S4 ‐ GPU Rendering Analysis - S3-G31-Kotlin-QueueHub/mobile-app-android GitHub Wiki
GPU Rendering Analysis
In the following video you can see a live telemetry test Live Telemetry. To complement the live telemetry, a system trace profiling test was made. This was the results:
In our comprehensive performance evaluation of the virtual queue application, we conducted both live telemetry testing and system trace profiling to assess the application's runtime characteristics and efficiency.
Initial Performance Observations
During the initial application launch and user authentication, we observed a brief performance spike. This momentary increase in UI latency is characterized by a short "janky" frame, which could indicate a minor processing overhead during the login process. However, the duration of this latency spike is remarkably brief, suggesting efficient resource management.
Resource Consumption Stability
Following the initial login phase, the application demonstrates exceptional performance stability. The system trace reveals consistent memory and CPU consumption, without the characteristic "jigsaw pattern" typically associated with problematic garbage collection cycles. This stability indicates well-optimized memory management and efficient resource allocation.

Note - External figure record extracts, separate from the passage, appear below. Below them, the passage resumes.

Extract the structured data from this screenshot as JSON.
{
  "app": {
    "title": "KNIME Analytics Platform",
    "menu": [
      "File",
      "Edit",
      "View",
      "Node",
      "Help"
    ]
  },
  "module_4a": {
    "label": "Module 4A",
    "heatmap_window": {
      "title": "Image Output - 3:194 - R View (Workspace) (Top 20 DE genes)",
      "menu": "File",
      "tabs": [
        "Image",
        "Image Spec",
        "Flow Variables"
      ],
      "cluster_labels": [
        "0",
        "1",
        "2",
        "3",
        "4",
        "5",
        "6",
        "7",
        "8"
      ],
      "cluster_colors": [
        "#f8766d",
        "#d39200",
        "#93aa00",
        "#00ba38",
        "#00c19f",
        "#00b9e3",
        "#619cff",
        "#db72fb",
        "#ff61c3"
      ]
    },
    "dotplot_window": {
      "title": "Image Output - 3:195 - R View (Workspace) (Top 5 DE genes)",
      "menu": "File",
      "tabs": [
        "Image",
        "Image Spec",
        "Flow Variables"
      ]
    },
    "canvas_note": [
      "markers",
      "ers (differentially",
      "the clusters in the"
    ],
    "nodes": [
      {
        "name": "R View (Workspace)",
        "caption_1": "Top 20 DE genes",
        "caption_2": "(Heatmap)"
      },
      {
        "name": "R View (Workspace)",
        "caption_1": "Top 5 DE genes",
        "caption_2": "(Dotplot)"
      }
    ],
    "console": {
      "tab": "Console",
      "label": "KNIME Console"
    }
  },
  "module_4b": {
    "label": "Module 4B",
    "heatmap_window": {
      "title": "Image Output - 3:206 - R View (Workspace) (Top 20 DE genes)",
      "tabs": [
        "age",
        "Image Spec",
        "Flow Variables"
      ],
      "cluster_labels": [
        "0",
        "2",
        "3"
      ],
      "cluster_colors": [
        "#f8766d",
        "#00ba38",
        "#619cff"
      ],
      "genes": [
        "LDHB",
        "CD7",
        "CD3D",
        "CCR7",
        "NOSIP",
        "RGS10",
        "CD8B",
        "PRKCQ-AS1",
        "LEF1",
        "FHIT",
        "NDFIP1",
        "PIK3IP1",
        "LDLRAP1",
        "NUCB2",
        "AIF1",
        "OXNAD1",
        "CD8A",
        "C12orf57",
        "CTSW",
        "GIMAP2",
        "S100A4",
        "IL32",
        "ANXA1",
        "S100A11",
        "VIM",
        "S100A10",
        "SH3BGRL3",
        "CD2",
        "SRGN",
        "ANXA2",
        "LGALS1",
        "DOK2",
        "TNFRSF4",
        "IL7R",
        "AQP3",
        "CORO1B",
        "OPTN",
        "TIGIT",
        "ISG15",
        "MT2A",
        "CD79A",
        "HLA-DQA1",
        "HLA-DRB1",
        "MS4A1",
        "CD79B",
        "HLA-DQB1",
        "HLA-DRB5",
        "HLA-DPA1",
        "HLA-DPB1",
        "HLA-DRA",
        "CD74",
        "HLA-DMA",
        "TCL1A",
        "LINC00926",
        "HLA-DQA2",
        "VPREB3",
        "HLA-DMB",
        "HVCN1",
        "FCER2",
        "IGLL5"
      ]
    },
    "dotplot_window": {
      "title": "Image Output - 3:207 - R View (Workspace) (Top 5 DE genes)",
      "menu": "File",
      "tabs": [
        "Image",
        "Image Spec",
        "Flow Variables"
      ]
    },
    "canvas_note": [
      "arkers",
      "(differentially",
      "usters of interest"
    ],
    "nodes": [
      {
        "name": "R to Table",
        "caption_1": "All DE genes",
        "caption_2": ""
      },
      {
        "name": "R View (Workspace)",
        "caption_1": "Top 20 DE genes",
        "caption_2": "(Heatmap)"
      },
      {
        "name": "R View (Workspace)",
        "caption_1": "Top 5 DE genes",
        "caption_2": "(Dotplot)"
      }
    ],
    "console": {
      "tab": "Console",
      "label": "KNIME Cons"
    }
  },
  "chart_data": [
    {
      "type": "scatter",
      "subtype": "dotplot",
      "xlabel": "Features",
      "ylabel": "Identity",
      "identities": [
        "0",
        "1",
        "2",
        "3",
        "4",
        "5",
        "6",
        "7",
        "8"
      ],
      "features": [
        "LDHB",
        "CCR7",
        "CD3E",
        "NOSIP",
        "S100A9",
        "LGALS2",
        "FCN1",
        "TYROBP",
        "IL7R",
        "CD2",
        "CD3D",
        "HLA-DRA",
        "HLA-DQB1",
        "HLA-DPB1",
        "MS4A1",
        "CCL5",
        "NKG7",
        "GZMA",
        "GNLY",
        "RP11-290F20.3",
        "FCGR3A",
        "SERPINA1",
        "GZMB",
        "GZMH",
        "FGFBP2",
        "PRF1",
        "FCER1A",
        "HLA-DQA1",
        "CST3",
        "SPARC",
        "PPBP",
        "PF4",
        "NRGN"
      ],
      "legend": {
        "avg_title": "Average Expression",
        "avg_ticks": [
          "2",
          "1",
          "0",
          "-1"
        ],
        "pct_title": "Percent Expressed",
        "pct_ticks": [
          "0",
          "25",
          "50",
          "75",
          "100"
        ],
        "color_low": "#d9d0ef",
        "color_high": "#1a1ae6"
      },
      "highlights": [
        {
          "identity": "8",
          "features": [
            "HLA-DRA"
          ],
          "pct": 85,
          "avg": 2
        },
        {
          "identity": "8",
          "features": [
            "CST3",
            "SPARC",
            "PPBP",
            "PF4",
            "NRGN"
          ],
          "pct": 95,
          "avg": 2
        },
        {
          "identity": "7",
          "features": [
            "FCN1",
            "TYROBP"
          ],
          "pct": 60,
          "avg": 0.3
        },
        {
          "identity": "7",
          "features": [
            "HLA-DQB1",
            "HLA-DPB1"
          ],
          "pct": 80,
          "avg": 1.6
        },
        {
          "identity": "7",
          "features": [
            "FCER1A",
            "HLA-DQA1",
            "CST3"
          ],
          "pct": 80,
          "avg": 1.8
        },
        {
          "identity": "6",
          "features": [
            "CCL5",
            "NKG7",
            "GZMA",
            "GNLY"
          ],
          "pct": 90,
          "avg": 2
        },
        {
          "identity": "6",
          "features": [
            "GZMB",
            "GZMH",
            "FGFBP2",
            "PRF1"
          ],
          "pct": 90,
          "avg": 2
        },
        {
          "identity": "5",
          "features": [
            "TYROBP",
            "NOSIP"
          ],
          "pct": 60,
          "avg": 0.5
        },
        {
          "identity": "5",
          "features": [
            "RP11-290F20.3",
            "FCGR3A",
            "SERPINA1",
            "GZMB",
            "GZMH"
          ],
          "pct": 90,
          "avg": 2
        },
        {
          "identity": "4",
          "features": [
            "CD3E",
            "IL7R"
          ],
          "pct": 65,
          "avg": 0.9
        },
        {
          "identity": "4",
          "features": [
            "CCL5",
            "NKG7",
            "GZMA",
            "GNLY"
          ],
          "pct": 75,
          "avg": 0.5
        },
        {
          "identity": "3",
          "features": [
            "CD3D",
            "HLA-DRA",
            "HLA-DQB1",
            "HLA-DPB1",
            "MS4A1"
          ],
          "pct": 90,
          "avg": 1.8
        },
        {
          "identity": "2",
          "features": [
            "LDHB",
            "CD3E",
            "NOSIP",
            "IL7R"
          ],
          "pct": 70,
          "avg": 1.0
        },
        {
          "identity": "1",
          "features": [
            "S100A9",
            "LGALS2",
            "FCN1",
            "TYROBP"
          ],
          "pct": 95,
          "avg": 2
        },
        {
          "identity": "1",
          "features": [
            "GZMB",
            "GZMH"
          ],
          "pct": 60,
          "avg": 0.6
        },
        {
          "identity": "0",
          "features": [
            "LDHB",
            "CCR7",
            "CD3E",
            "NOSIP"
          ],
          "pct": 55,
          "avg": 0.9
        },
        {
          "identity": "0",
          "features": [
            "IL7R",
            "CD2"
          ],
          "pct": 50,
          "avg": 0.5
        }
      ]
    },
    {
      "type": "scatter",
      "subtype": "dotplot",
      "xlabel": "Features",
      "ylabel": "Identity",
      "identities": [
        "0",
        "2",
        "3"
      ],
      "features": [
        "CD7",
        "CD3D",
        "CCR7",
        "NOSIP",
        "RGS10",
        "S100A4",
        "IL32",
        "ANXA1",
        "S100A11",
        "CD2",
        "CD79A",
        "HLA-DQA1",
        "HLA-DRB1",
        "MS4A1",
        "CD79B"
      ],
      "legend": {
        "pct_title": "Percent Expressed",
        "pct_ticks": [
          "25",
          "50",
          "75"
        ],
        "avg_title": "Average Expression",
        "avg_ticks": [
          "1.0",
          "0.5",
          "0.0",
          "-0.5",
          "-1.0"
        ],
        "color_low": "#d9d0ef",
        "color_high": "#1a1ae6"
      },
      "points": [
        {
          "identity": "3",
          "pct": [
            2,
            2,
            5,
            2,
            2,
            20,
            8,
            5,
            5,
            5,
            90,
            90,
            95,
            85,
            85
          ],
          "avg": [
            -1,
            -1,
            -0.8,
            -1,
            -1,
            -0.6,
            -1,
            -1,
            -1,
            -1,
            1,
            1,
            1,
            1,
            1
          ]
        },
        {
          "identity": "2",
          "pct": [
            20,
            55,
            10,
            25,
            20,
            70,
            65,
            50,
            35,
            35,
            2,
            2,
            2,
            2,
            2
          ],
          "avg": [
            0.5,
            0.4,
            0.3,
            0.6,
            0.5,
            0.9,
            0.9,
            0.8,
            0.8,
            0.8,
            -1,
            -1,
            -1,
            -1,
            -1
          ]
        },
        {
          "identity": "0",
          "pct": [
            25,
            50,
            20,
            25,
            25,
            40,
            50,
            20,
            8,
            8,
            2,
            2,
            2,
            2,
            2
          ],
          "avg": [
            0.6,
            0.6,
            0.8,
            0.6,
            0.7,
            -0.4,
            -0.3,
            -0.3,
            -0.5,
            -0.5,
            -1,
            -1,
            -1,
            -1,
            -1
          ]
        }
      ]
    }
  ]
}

Key Performance Optimization Strategies
The application's performance can be attributed to the following choices:
Asynchronous Thread Management
By leveraging I/O dispatchers, the application effectively distributes computational tasks across multiple threads. This approach prevents blocking the main thread, thereby mitigating the risk of Application Not Responding (ANR) errors. The strategic use of threading ensures responsive user interactions and smooth background processing.
Intelligent Caching Mechanisms
The integration of Firebase and Glide caching libraries plays a crucial role in optimizing memory consumption. These technologies intelligently cache data and resources, significantly reducing redundant network requests and minimizing unnecessary object creation. This approach not only improves performance but also enhances the application's memory efficiency.
Technical Implications for Virtual Queue Management
In the context of a virtual queue application, these performance optimizations are particularly critical. They ensure that:
User authentication and queue management processes remain swift and responsive Resource-intensive operations like real-time queue updates and user synchronization occur seamlessly The application can handle concurrent user interactions without compromising system stability
Potential Areas for Future Optimization
While the current implementation demonstrates strong performance characteristics, continuous monitoring and incremental improvements can further enhance the application's efficiency.